Sialoadhesin is a cell adhesion molecule found on the surface of macrophages. It is found in especially high amounts on macrophages of the spleen, liver, lymph node, bone marrow, colon, and lungs. Also, in patients with rheumatoid arthritis, the protein has been found in great amounts on macrophages of the affected tissues. It is defined as an I-type lectin, since it contains 17 immunoglobulin (Ig) domains (one variable domain and 16 constant domains), and thus also belongs to the immunoglobulin superfamily (IgSF).  Sialoadhesin binds to certain molecules called sialic acids. During this binding process a salt bridge (protein) is formed between a highly conserved arginine residue (from the v-set domain to the 3'-sialyllactose) and the carboxylate group of the sialic acid. Since sialoadhesin binds sialic acids with its N-terminal IgV-domain, it is also a member of the SIGLEC family. Alternate names for sialoadhesin include siglec-1 and CD169 (cluster of differentiation 169).

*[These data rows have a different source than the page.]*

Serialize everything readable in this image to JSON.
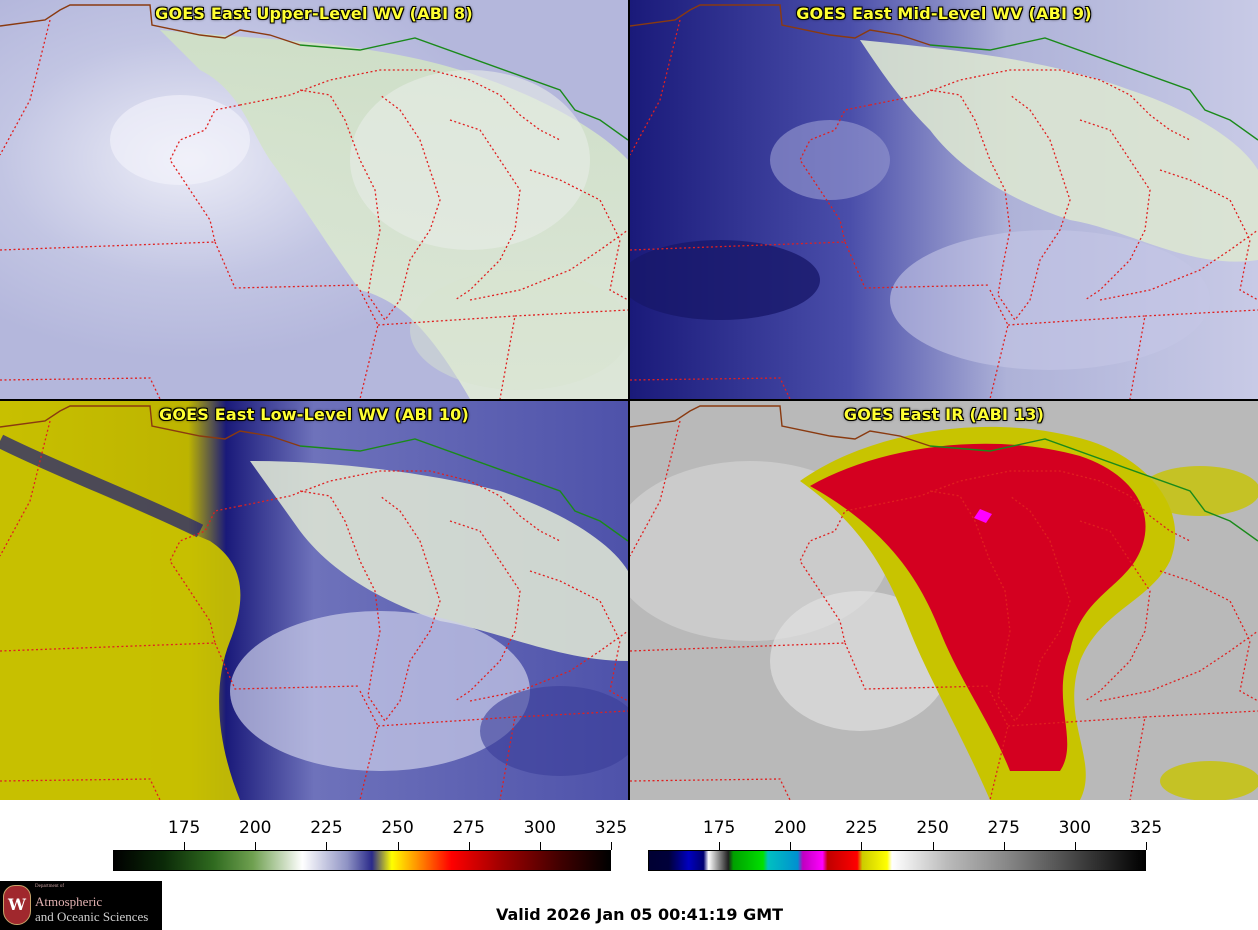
{
  "panels": [
    {
      "id": "tl",
      "title": "GOES East Upper-Level WV (ABI 8)",
      "scheme": "upper"
    },
    {
      "id": "tr",
      "title": "GOES East Mid-Level WV (ABI 9)",
      "scheme": "mid"
    },
    {
      "id": "bl",
      "title": "GOES East Low-Level WV (ABI 10)",
      "scheme": "low"
    },
    {
      "id": "br",
      "title": "GOES East IR (ABI 13)",
      "scheme": "ir"
    }
  ],
  "colorbars": [
    {
      "id": "wv",
      "labels": [
        "175",
        "200",
        "225",
        "250",
        "275",
        "300",
        "325"
      ],
      "range": [
        150,
        325
      ]
    },
    {
      "id": "ir",
      "labels": [
        "175",
        "200",
        "225",
        "250",
        "275",
        "300",
        "325"
      ],
      "range": [
        150,
        325
      ]
    }
  ],
  "logo": {
    "dept": "Department of",
    "line1": "Atmospheric",
    "line2": "and Oceanic Sciences",
    "seal_letter": "W"
  },
  "valid_time": "Valid 2026 Jan 05 00:41:19 GMT",
  "colors": {
    "state_borders": "#e02020",
    "intl_border_canada": "#1a8a1a",
    "coastline_north": "#8a3a10",
    "title_text": "#ffff33"
  }
}
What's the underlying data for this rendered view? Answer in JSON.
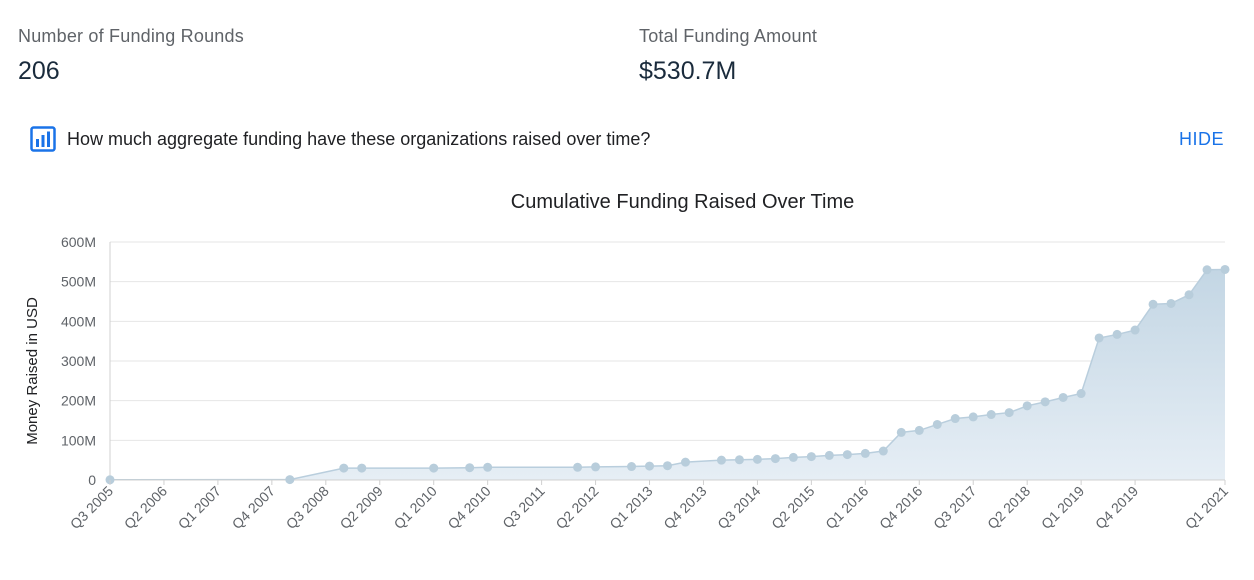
{
  "stats": {
    "rounds_label": "Number of Funding Rounds",
    "rounds_value": "206",
    "total_label": "Total Funding Amount",
    "total_value": "$530.7M"
  },
  "question": {
    "text": "How much aggregate funding have these organizations raised over time?",
    "hide_label": "HIDE",
    "icon": "bar-chart-icon"
  },
  "colors": {
    "accent": "#1a73e8",
    "area_fill": "#cfdde8",
    "area_line": "#b9cedd",
    "point": "#b8cddb",
    "grid": "#e6e6e6"
  },
  "chart_data": {
    "type": "area",
    "title": "Cumulative Funding Raised Over Time",
    "xlabel": "",
    "ylabel": "Money Raised in USD",
    "ylim": [
      0,
      600
    ],
    "y_unit": "M",
    "y_ticks": [
      "0",
      "100M",
      "200M",
      "300M",
      "400M",
      "500M",
      "600M"
    ],
    "x_ticks": [
      "Q3 2005",
      "Q2 2006",
      "Q1 2007",
      "Q4 2007",
      "Q3 2008",
      "Q2 2009",
      "Q1 2010",
      "Q4 2010",
      "Q3 2011",
      "Q2 2012",
      "Q1 2013",
      "Q4 2013",
      "Q3 2014",
      "Q2 2015",
      "Q1 2016",
      "Q4 2016",
      "Q3 2017",
      "Q2 2018",
      "Q1 2019",
      "Q4 2019",
      "Q1 2021"
    ],
    "x_ticks_at": [
      0,
      3,
      6,
      9,
      12,
      15,
      18,
      21,
      24,
      27,
      30,
      33,
      36,
      39,
      42,
      45,
      48,
      51,
      54,
      57,
      62
    ],
    "x_count": 63,
    "series": [
      {
        "name": "Cumulative Funding",
        "points": [
          {
            "q": 0,
            "y": 0.5
          },
          {
            "q": 10,
            "y": 1
          },
          {
            "q": 13,
            "y": 30
          },
          {
            "q": 14,
            "y": 30
          },
          {
            "q": 18,
            "y": 30
          },
          {
            "q": 20,
            "y": 31
          },
          {
            "q": 21,
            "y": 32
          },
          {
            "q": 26,
            "y": 32
          },
          {
            "q": 27,
            "y": 33
          },
          {
            "q": 29,
            "y": 34
          },
          {
            "q": 30,
            "y": 35
          },
          {
            "q": 31,
            "y": 36
          },
          {
            "q": 32,
            "y": 45
          },
          {
            "q": 34,
            "y": 50
          },
          {
            "q": 35,
            "y": 51
          },
          {
            "q": 36,
            "y": 52
          },
          {
            "q": 37,
            "y": 54
          },
          {
            "q": 38,
            "y": 57
          },
          {
            "q": 39,
            "y": 59
          },
          {
            "q": 40,
            "y": 62
          },
          {
            "q": 41,
            "y": 64
          },
          {
            "q": 42,
            "y": 67
          },
          {
            "q": 43,
            "y": 73
          },
          {
            "q": 44,
            "y": 120
          },
          {
            "q": 45,
            "y": 125
          },
          {
            "q": 46,
            "y": 140
          },
          {
            "q": 47,
            "y": 155
          },
          {
            "q": 48,
            "y": 159
          },
          {
            "q": 49,
            "y": 165
          },
          {
            "q": 50,
            "y": 170
          },
          {
            "q": 51,
            "y": 187
          },
          {
            "q": 52,
            "y": 197
          },
          {
            "q": 53,
            "y": 208
          },
          {
            "q": 54,
            "y": 218
          },
          {
            "q": 55,
            "y": 358
          },
          {
            "q": 56,
            "y": 367
          },
          {
            "q": 57,
            "y": 378
          },
          {
            "q": 58,
            "y": 443
          },
          {
            "q": 59,
            "y": 445
          },
          {
            "q": 60,
            "y": 467
          },
          {
            "q": 61,
            "y": 530
          },
          {
            "q": 62,
            "y": 530.7
          }
        ]
      }
    ]
  }
}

Sialoadhesin predominantly binds neutrophils, but can also bind monocytes, natural killer cells, B cells and a subset of cytotoxic T cells by interacting with sialic acid molecules in the ligands on their surfaces.

Sialoadhesin (CD169) positive macrophages, along with mesenchymal stem cells and beta-adrenergic neurons, form the hematopoietic stem cell niche in the bone marrow.  CD169+ macrophages mediate signaling between the various cells and seem to promote hematopoietic stem cell retention to the niche.